Reduced Drug Sentences, Syrian Refugees, Special Session [POLL]
ST. CLOUD - We talked with Republican State Senator John Pederson of St. Cloud about three big stories in the news this week:
On reducing drug prison sentences:
A state commission has set in motion major reductions to prison sentences for many drug offenders. It would cut first-and-second degree possession sentences, while leaving stiffer penalties for sales and "kingpin" activity. It's a proposal Pederson doesn't support.
I do believe Minnesota residents want people who break the law to do their time and spend their sentence in jail or in prison. And, I think most people understand that's the cost of government, that's one of the first costs of government public safety.
The changes would automatically go into effect next year, unless lawmakers vote to veto that changes during the legislative session. The move comes amid a nationwide push to reform drug laws, and reduce the prison population.
On allowing Syrian refugees into Minnesota:
Pederson has a much different view than Governor Mark Dayton on the issue of allowing Syrian refugees in to our state. Pederson says he supports heightened security of the refugees.
When he was just in St. Cloud speaking to the NAACP that was his audience. He was very clear to Minnesotans when he said, "If you don't like what's going on with the immigration policy, and you don't like what's going on with Minnesota you can just leave." That was very offensive to many Minnesotans who have spent their lives here.

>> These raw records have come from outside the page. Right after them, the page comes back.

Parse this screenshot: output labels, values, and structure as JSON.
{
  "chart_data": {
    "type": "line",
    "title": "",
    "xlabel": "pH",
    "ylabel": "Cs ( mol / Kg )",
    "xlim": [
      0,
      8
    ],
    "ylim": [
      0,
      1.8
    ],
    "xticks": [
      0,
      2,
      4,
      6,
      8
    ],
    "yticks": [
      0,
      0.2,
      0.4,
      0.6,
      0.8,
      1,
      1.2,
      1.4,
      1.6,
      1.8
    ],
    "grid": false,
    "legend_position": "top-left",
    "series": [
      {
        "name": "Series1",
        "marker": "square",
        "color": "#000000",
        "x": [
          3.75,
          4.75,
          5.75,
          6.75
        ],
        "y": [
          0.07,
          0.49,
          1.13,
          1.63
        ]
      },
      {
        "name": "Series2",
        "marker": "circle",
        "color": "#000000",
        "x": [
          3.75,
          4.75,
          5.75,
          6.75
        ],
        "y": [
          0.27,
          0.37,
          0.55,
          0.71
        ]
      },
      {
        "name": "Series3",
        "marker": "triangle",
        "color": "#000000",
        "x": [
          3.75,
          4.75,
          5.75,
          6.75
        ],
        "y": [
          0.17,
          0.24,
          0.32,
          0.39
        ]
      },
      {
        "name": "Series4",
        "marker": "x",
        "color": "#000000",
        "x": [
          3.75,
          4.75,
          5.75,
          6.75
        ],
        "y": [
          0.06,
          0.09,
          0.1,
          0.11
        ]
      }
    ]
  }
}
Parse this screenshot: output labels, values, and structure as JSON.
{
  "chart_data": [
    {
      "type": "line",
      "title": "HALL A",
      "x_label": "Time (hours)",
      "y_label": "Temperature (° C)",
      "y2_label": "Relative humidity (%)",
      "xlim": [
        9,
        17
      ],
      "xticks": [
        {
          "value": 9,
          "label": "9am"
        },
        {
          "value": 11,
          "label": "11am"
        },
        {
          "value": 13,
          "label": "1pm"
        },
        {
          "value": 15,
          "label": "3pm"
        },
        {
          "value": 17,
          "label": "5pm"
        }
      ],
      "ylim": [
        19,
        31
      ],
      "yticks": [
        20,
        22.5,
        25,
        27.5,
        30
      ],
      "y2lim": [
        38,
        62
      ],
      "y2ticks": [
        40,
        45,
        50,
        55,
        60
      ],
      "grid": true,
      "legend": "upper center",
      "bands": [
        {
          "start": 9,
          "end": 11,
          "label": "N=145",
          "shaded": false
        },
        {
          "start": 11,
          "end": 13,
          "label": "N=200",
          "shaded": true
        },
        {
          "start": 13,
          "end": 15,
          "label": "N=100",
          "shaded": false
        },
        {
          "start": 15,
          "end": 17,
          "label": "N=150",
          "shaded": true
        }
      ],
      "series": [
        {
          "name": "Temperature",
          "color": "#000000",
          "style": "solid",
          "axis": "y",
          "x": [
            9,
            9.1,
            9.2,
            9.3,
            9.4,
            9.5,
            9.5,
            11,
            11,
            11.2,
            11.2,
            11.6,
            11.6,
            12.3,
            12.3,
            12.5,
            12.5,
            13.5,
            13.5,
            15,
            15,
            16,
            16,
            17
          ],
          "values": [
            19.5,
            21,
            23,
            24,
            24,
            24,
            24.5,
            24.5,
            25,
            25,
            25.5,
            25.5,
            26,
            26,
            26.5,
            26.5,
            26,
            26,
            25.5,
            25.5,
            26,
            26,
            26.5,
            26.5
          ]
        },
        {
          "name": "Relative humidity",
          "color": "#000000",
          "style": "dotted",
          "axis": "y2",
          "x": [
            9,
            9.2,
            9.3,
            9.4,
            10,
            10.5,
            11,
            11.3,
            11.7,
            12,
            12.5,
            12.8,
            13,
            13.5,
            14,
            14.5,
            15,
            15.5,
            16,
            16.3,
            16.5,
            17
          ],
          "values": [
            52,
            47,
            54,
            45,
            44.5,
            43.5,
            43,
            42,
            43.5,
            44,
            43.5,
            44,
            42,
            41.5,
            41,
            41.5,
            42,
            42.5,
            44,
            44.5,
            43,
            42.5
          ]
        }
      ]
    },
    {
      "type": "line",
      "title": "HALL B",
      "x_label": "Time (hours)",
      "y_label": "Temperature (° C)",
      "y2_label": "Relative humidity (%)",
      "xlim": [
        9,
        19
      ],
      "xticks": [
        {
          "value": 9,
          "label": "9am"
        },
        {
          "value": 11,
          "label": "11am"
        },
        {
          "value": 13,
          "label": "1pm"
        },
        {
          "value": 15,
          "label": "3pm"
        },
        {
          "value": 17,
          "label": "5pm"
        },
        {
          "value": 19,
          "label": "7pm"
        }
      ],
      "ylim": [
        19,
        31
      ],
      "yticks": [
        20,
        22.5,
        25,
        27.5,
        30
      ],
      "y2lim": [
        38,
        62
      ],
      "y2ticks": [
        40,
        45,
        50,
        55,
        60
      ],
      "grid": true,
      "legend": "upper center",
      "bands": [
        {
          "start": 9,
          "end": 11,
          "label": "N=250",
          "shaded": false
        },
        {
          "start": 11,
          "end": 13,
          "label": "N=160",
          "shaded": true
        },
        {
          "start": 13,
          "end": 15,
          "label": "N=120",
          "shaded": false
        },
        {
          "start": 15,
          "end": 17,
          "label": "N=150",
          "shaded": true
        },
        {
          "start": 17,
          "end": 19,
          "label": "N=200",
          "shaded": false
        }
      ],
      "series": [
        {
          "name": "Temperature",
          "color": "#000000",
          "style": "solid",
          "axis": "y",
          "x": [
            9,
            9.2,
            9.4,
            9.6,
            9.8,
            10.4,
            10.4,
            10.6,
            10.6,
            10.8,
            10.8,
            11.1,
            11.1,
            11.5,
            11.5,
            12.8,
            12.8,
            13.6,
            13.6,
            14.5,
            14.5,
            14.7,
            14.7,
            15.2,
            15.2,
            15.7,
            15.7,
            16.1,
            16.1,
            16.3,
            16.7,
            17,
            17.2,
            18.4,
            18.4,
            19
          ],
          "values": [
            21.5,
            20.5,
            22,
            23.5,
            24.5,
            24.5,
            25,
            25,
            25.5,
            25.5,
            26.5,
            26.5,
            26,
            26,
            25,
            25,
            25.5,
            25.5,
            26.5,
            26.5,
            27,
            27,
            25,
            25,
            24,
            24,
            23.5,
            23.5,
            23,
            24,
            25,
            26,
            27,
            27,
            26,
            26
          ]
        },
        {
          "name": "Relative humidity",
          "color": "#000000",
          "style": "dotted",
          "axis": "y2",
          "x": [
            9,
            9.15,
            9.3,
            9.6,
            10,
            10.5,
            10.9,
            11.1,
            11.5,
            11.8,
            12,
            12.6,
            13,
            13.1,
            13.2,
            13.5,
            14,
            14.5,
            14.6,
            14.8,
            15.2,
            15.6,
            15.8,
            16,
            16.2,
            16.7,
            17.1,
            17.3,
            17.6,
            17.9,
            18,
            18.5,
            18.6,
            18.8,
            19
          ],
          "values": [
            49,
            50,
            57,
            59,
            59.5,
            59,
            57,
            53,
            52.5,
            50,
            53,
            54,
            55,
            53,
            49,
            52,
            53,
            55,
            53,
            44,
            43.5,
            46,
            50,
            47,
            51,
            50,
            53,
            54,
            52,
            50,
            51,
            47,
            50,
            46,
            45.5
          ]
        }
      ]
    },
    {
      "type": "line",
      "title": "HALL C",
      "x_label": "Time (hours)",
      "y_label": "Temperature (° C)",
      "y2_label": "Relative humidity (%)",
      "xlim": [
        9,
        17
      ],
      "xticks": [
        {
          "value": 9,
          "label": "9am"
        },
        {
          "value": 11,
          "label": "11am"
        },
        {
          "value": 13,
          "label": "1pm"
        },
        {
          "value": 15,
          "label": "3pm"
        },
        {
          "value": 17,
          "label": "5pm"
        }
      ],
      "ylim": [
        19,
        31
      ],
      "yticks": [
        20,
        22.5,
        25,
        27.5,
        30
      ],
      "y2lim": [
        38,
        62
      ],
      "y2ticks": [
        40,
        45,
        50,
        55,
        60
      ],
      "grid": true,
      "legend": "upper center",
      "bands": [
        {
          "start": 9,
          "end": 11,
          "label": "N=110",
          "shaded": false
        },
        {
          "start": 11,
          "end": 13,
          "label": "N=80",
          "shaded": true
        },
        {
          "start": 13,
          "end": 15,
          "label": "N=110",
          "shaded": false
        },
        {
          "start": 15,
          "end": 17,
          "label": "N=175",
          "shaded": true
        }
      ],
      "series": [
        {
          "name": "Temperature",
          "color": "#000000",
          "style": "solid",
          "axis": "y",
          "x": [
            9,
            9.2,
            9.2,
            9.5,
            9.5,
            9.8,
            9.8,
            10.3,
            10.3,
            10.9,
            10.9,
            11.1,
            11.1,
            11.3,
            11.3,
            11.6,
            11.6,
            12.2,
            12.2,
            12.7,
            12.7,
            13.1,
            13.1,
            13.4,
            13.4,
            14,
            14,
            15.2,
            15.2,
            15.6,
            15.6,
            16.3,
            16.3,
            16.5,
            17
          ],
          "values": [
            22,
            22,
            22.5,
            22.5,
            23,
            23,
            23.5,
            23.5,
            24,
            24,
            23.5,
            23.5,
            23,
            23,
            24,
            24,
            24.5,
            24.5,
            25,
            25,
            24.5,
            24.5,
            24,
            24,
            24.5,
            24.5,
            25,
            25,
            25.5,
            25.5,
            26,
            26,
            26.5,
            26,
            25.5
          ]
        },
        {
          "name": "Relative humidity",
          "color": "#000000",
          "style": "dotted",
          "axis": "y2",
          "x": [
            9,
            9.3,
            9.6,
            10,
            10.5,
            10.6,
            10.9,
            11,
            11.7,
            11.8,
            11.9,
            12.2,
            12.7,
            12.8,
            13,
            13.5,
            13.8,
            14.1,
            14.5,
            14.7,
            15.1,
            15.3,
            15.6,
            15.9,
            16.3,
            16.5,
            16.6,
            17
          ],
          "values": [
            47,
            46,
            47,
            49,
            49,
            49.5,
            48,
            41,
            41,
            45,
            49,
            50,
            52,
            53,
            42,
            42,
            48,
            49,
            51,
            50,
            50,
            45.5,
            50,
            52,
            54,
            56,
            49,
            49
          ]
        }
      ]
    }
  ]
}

Pederson says, "it's not too much to ask to at least offer the assurance to the residents of our state that these folks are being checked out".
Yesterday (Thursday) Forty-seven Democrats joined U.S. House Republicans in passing legislation that will set up more hurdles for Syrian and Iraqi refugees who want to get into the United States.
On holding a special session:
Governor Mark Dayton wants to hold a special session before the end of the year. It would focus on helping out-of-work iron range people whose unemployment benefits are about to run out. However, Pederson doesn't support the idea.
There is many other industries in the state who have gone through similar situations and the governor and Iron Range democrats were not interested in trying to help those groups of people.
Pederson says he prefers that the state start moving forward with the approval of the Polymet Mine project. He says an operation like that would solve a lot of the employment problems on the iron range.